🤖 AI Summary
This work addresses the limitations of existing image-to-music generation approaches, which predominantly rely on natural images and textual intermediaries, thereby struggling to capture the semantic and stylistic nuances of artistic works and impeding direct vision–audio cross-modal learning. To overcome this, we propose ArtToMus, the first end-to-end framework for generating music directly from artworks without linguistic mediation. Our method maps visual embeddings straight into the conditioning space of a latent diffusion model to drive music synthesis. We introduce ArtSound, the first large-scale paired dataset of artworks and music, alongside novel cross-modal alignment and visual embedding projection techniques. Experiments demonstrate that the generated music exhibits strong melodic coherence and stylistic fidelity to the source artwork, effectively reflecting its visual characteristics and achieving competitive perceptual quality and cross-modal correspondence—all without language-based supervision.
📝 Abstract
Music generation has advanced markedly through multimodal deep learning, enabling models to synthesize audio from text and, more recently, from images.

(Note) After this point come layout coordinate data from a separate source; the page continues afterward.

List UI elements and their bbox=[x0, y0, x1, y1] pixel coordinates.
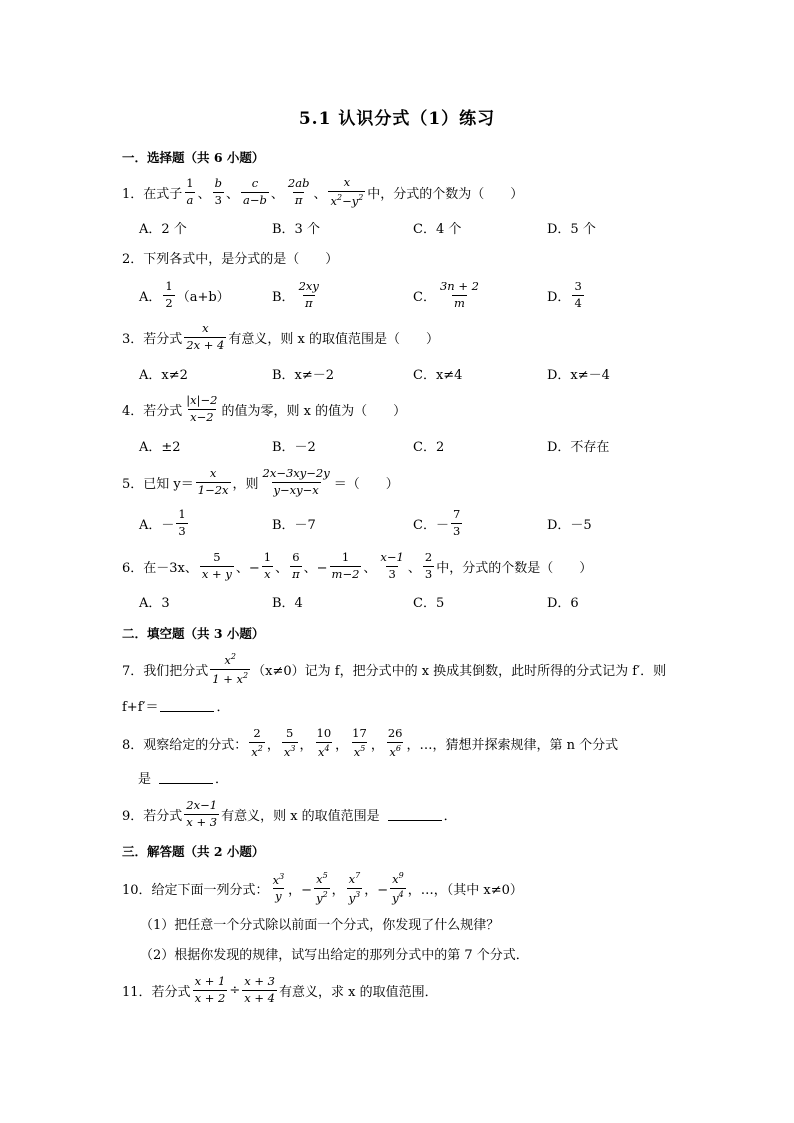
q5-given-fraction: $\frac{x}{1-2x}$ bbox=[197, 466, 229, 497]
question-10: 10． 给定下面一列分式： $\frac{x^3}{y}$ ，− $\frac{x^5}{y^2}$ ， $\frac{x^7}{y^3}$ ，− $\frac{x^9}{y^4}$ ，…，（其中 x≠0） bbox=[122, 871, 523, 905]
question-2: 2．下列各式中，是分式的是（ ） bbox=[122, 251, 339, 267]
q3-option-c[interactable]: C．x≠4 bbox=[413, 367, 463, 383]
q6-options bbox=[139, 584, 609, 618]
question-3: 3． 若分式 $\frac{x}{2x + 4}$ 有意义，则 x 的取值范围是（ ） bbox=[122, 321, 439, 352]
q7-fraction: $\frac{x^2}{1 + x^2}$ bbox=[212, 652, 249, 686]
q4-option-d[interactable]: D．不存在 bbox=[547, 439, 610, 455]
section-fill: 二．填空题（共 3 小题） bbox=[122, 626, 265, 641]
q8-answer-blank[interactable] bbox=[159, 771, 213, 784]
q5-option-c[interactable]: C．－ $\frac{7}{3}$ bbox=[413, 507, 461, 538]
section-solve: 三．解答题（共 2 小题） bbox=[122, 844, 265, 859]
q9-answer-blank[interactable] bbox=[388, 808, 442, 821]
q1-option-d[interactable]: D．5 个 bbox=[547, 221, 596, 237]
q1-prefix: 在式子 bbox=[143, 186, 183, 202]
q6-option-b[interactable]: B．4 bbox=[272, 595, 303, 611]
q1-expr-c-over-a-minus-b: $\frac{c}{a-b}$ bbox=[243, 176, 267, 207]
q1-option-a[interactable]: A．2 个 bbox=[139, 221, 187, 237]
q9-fraction: $\frac{2x-1}{x + 3}$ bbox=[186, 798, 218, 829]
q1-expr-2ab-over-pi: $\frac{2ab}{\pi}$ bbox=[287, 176, 310, 207]
q4-options bbox=[139, 428, 609, 462]
q3-option-d[interactable]: D．x≠－4 bbox=[547, 367, 610, 383]
question-9: 9． 若分式 $\frac{2x-1}{x + 3}$ 有意义，则 x 的取值范围是 ． bbox=[122, 798, 457, 829]
q5-options bbox=[139, 506, 609, 544]
page-title: 5.1 认识分式（1）练习 bbox=[298, 109, 496, 129]
q4-option-c[interactable]: C．2 bbox=[413, 439, 445, 455]
q3-options bbox=[139, 356, 609, 390]
question-8: 8． 观察给定的分式： $\frac{2}{x^2}$ ， $\frac{5}{x^3}$ ， $\frac{10}{x^4}$ ， $\frac{17}{x^5}$ ， $\frac{26}{x^6}$ ，…，猜想并探索规律，第 n 个分式 bbox=[122, 726, 619, 759]
q3-option-a[interactable]: A．x≠2 bbox=[139, 367, 188, 383]
question-5: 5． 已知 y＝ $\frac{x}{1-2x}$ ，则 $\frac{2x-3xy-2y}{y-xy-x}$ ＝（ ） bbox=[122, 466, 399, 497]
q5-target-fraction: $\frac{2x-3xy-2y}{y-xy-x}$ bbox=[262, 466, 330, 497]
q1-number: 1． bbox=[122, 186, 144, 202]
q1-expr-x-over-x2-minus-y2: $\frac{x}{x^2-y^2}$ bbox=[330, 175, 364, 208]
q5-option-b[interactable]: B．－7 bbox=[272, 517, 316, 533]
q1-option-c[interactable]: C．4 个 bbox=[413, 221, 462, 237]
q1-options bbox=[139, 210, 609, 244]
q2-option-c[interactable]: C． $\frac{3n + 2}{m}$ bbox=[413, 279, 479, 310]
question-7: 7． 我们把分式 $\frac{x^2}{1 + x^2}$ （x≠0）记为 f，把分式中的 x 换成其倒数，此时所得的分式记为 f′．则 bbox=[122, 652, 667, 686]
q2-option-a[interactable]: A． $\frac{1}{2}$ （a+b） bbox=[139, 279, 230, 310]
q5-option-d[interactable]: D．－5 bbox=[547, 517, 592, 533]
q4-fraction: $\frac{|x|-2}{x-2}$ bbox=[186, 393, 218, 424]
q2-options bbox=[139, 278, 609, 316]
question-6: 6． 在－3x、 $\frac{5}{x + y}$ 、− $\frac{1}{x}$ 、 $\frac{6}{\pi}$ 、− $\frac{1}{m-2}$ 、 $\frac{x-1}{3}$ 、 $\frac{2}{3}$ 中，分式的个数是（ ） bbox=[122, 550, 593, 581]
question-8-line-2: 是 ． bbox=[138, 771, 229, 787]
q1-option-b[interactable]: B．3 个 bbox=[272, 221, 320, 237]
q4-option-b[interactable]: B．－2 bbox=[272, 439, 316, 455]
q4-option-a[interactable]: A．±2 bbox=[139, 439, 181, 455]
question-11: 11． 若分式 $\frac{x + 1}{x + 2}$ ÷ $\frac{x + 3}{x + 4}$ 有意义，求 x 的取值范围． bbox=[122, 974, 438, 1005]
question-7-line-2: f+f′＝ ． bbox=[122, 699, 230, 715]
q3-fraction: $\frac{x}{2x + 4}$ bbox=[186, 321, 225, 352]
q10-subquestion-2: （2）根据你发现的规律，试写出给定的那列分式中的第 7 个分式． bbox=[140, 948, 529, 963]
q6-option-d[interactable]: D．6 bbox=[547, 595, 579, 611]
q6-option-c[interactable]: C．5 bbox=[413, 595, 445, 611]
q2-option-d[interactable]: D． $\frac{3}{4}$ bbox=[547, 279, 582, 310]
q7-answer-blank[interactable] bbox=[160, 699, 214, 712]
q2-option-b[interactable]: B． $\frac{2xy}{\pi}$ bbox=[272, 279, 319, 310]
q5-option-a[interactable]: A．－ $\frac{1}{3}$ bbox=[139, 507, 186, 538]
q10-subquestion-1: （1）把任意一个分式除以前面一个分式，你发现了什么规律？ bbox=[140, 918, 500, 933]
question-4: 4． 若分式 $\frac{|x|-2}{x-2}$ 的值为零，则 x 的值为（ ） bbox=[122, 393, 407, 424]
q1-expr-b-over-3: $\frac{b}{3}$ bbox=[214, 176, 223, 207]
q1-suffix: 中，分式的个数为（ ） bbox=[367, 186, 524, 202]
question-1: 1． 在式子 $\frac{1}{a}$ 、 $\frac{b}{3}$ 、 $\frac{c}{a-b}$ 、 $\frac{2ab}{\pi}$ 、 $\frac{x}{x^2-y^2}$ 中，分式的个数为（ ） bbox=[122, 175, 524, 208]
section-choice: 一．选择题（共 6 小题） bbox=[122, 150, 265, 165]
q3-option-b[interactable]: B．x≠－2 bbox=[272, 367, 335, 383]
q6-option-a[interactable]: A．3 bbox=[139, 595, 170, 611]
q1-expr-1-over-a: $\frac{1}{a}$ bbox=[186, 176, 194, 207]
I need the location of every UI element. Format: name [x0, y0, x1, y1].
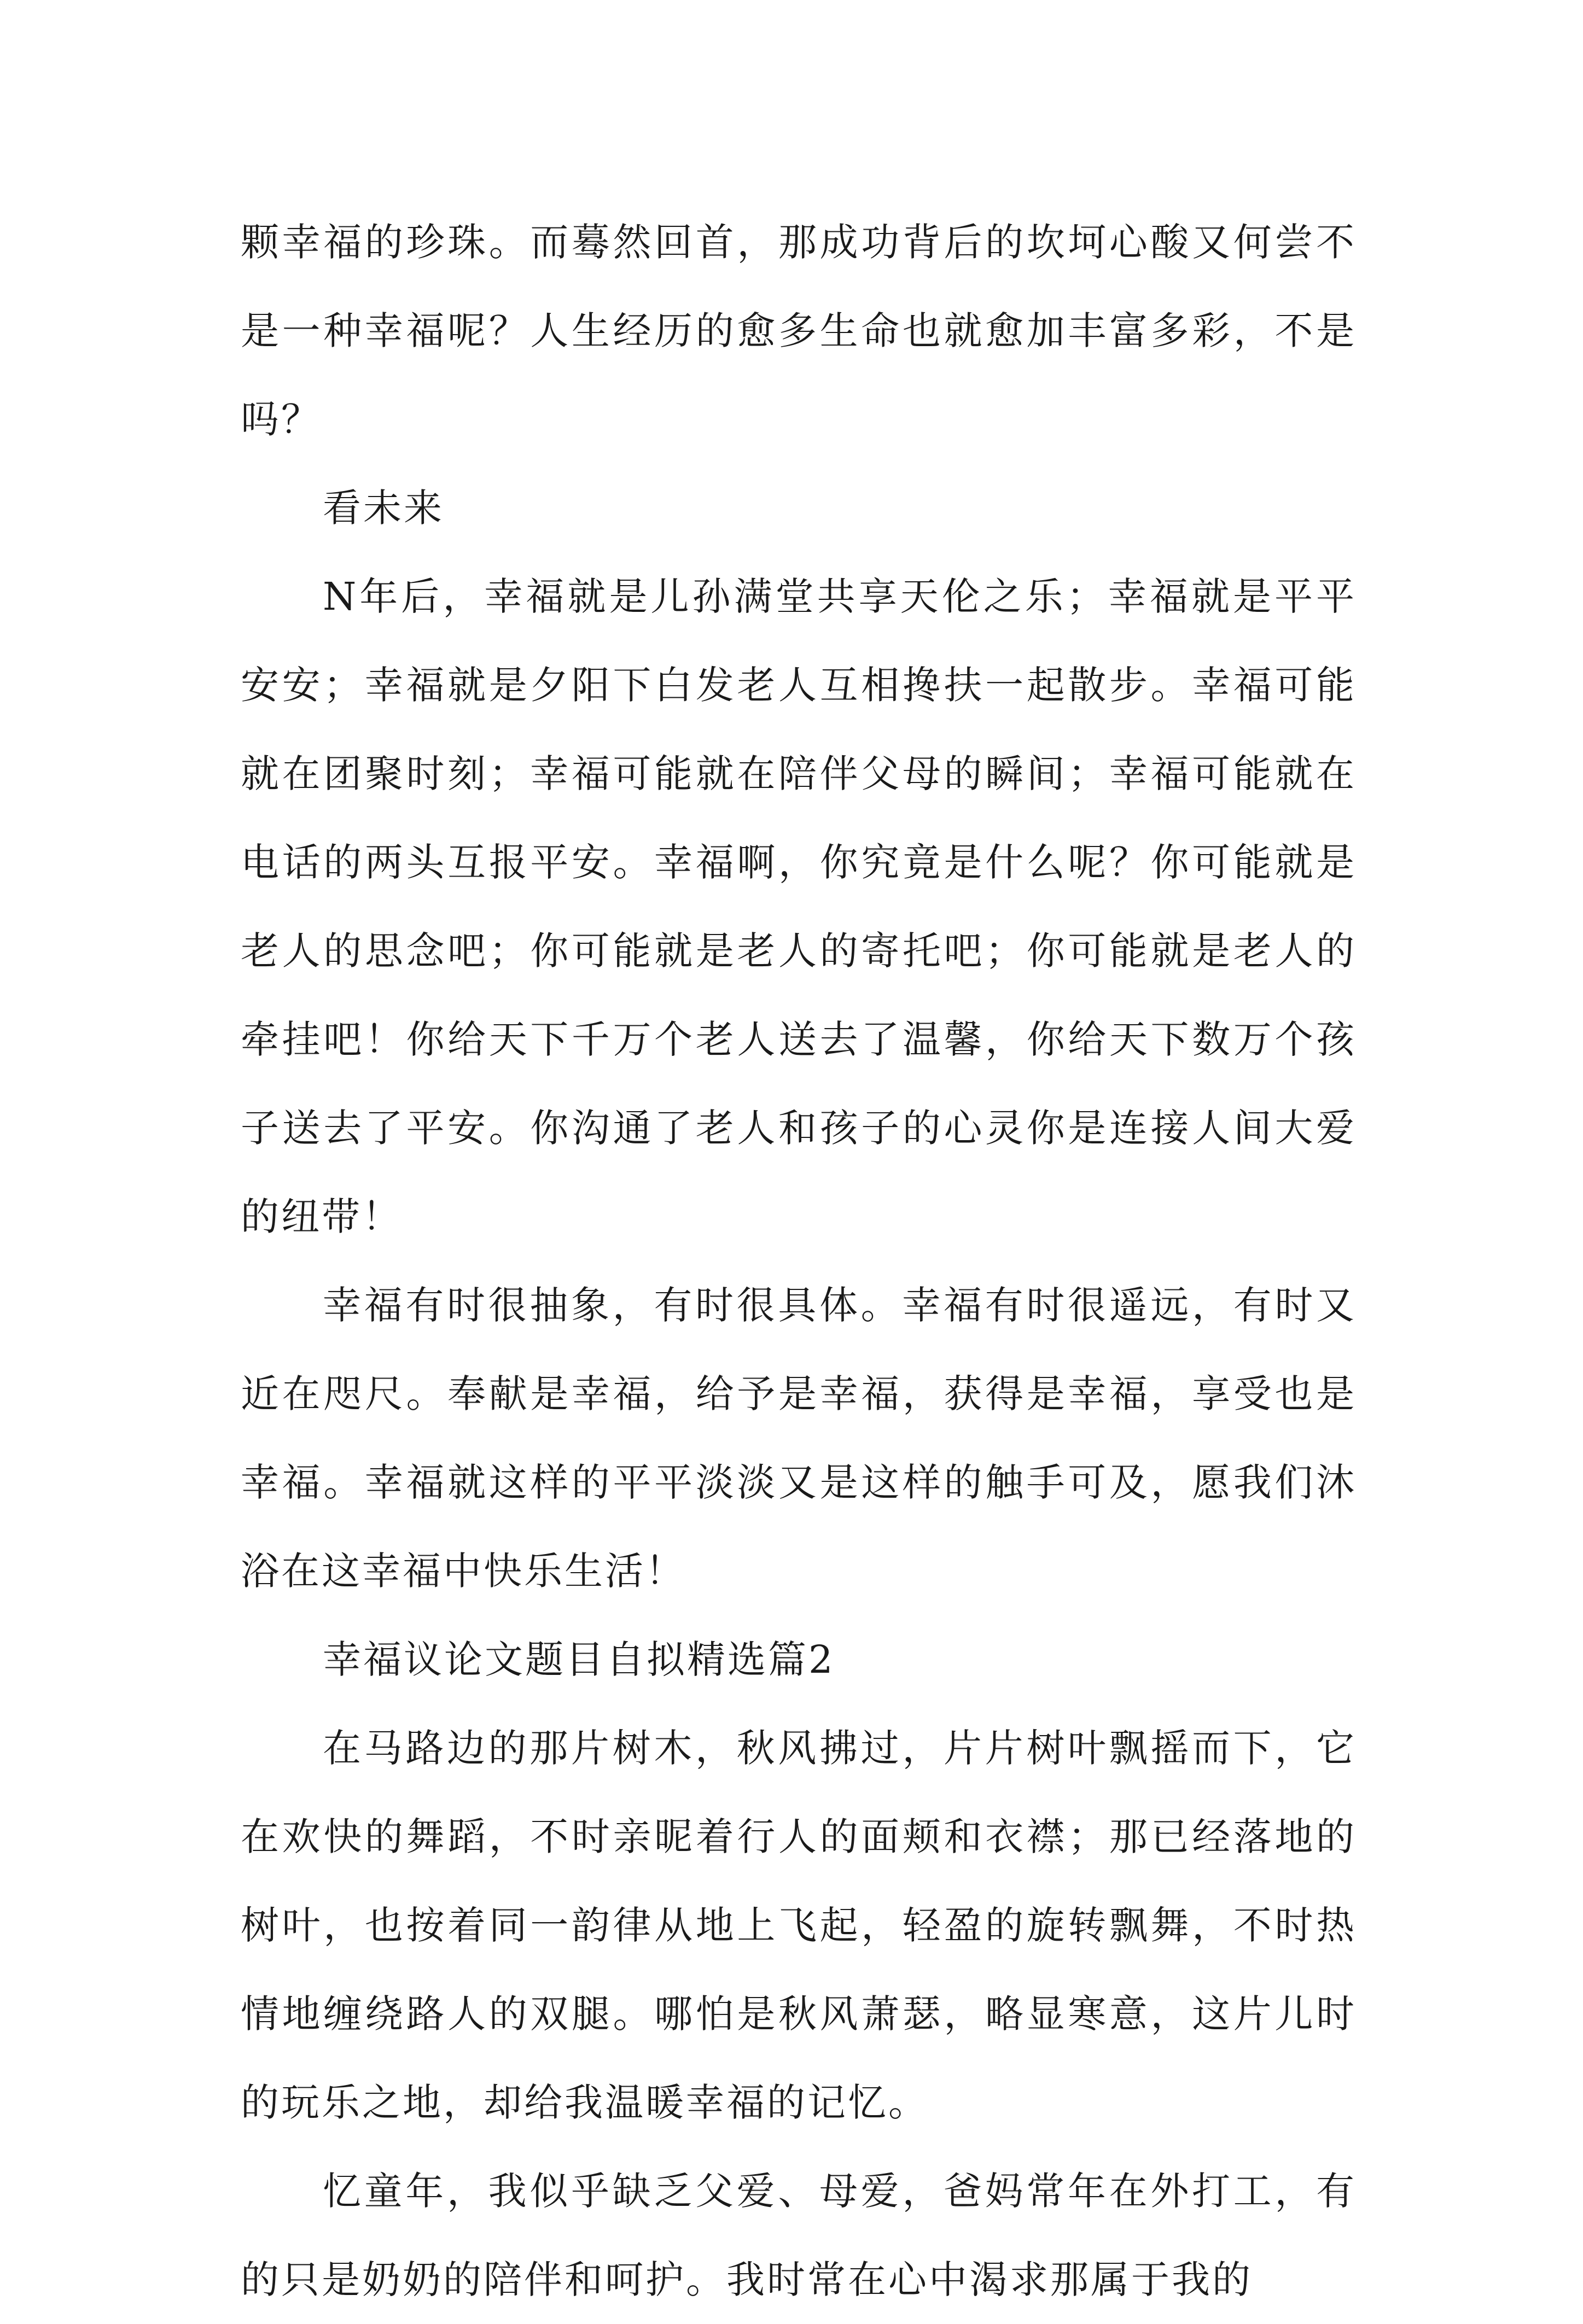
paragraph-happiness-abstract: 幸福有时很抽象，有时很具体。幸福有时很遥远，有时又近在咫尺。奉献是幸福，给予是幸福，获得是幸福，享受也是幸福。幸福就这样的平平淡淡又是这样的触手可及，愿我们沐浴在这幸福中快乐生活！: [241, 1283, 1357, 1593]
paragraph-roadside-trees: 在马路边的那片树木，秋风拂过，片片树叶飘摇而下，它在欢快的舞蹈，不时亲昵着行人的面颊和衣襟；那已经落地的树叶，也按着同一韵律从地上飞起，轻盈的旋转飘舞，不时热情地缠绕路人的双腿。哪怕是秋风萧瑟，略显寒意，这片儿时的玩乐之地，却给我温暖幸福的记忆。: [241, 1726, 1357, 2125]
section-heading-essay-2: 幸福议论文题目自拟精选篇2: [323, 1637, 835, 1682]
paragraph-n-years-later: N年后，幸福就是儿孙满堂共享天伦之乐；幸福就是平平安安；幸福就是夕阳下白发老人互相搀扶一起散步。幸福可能就在团聚时刻；幸福可能就在陪伴父母的瞬间；幸福可能就在电话的两头互报平安。幸福啊，你究竟是什么呢？你可能就是老人的思念吧；你可能就是老人的寄托吧；你可能就是老人的牵挂吧！你给天下千万个老人送去了温馨，你给天下数万个孩子送去了平安。你沟通了老人和孩子的心灵你是连接人间大爱的纽带！: [241, 574, 1357, 1239]
paragraph-childhood-memory: 忆童年，我似乎缺乏父爱、母爱，爸妈常年在外打工，有的只是奶奶的陪伴和呵护。我时常在心中渴求那属于我的: [241, 2169, 1357, 2302]
paragraph-continued: 颗幸福的珍珠。而蓦然回首，那成功背后的坎坷心酸又何尝不是一种幸福呢？人生经历的愈多生命也就愈加丰富多彩，不是吗？: [241, 220, 1357, 442]
section-heading-look-future: 看未来: [323, 486, 444, 530]
document-body: [241, 198, 1357, 2324]
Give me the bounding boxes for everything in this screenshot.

However, existing image-conditioned systems suffer from two fundamental limitations: (i) they are typically trained on natural photographs, limiting their ability to capture the richer semantic, stylistic, and cultural content of artworks; and (ii) most rely on an image-to-text conversion stage, using language as a semantic shortcut that simplifies conditioning but prevents direct visual-to-audio learning. Motivated by these gaps, we introduce ArtSound, a large-scale multimodal dataset of 105,884 artwork-music pairs enriched with dual-modality captions, obtained by extending ArtGraph and the Free Music Archive. We further propose ArtToMus, the first framework explicitly designed for direct artwork-to-music generation, which maps digitized artworks to music without image-to-text translation or language-based semantic supervision. The framework projects visual embeddings into the conditioning space of a latent diffusion model, enabling music synthesis guided solely by visual information. Experimental results show that ArtToMus generates musically coherent and stylistically consistent outputs that reflect salient visual cues of the source artworks. While absolute alignment scores remain lower than those of text-conditioned systems-as expected given the substantially increased difficulty of removing linguistic supervision-ArtToMus achieves competitive perceptual quality and meaningful cross-modal correspondence. This work establishes direct visual-to-music generation as a distinct and challenging research direction, and provides resources that support applications in multimedia art, cultural heritage, and AI-assisted creative practice. Code and dataset will be publicly released upon acceptance.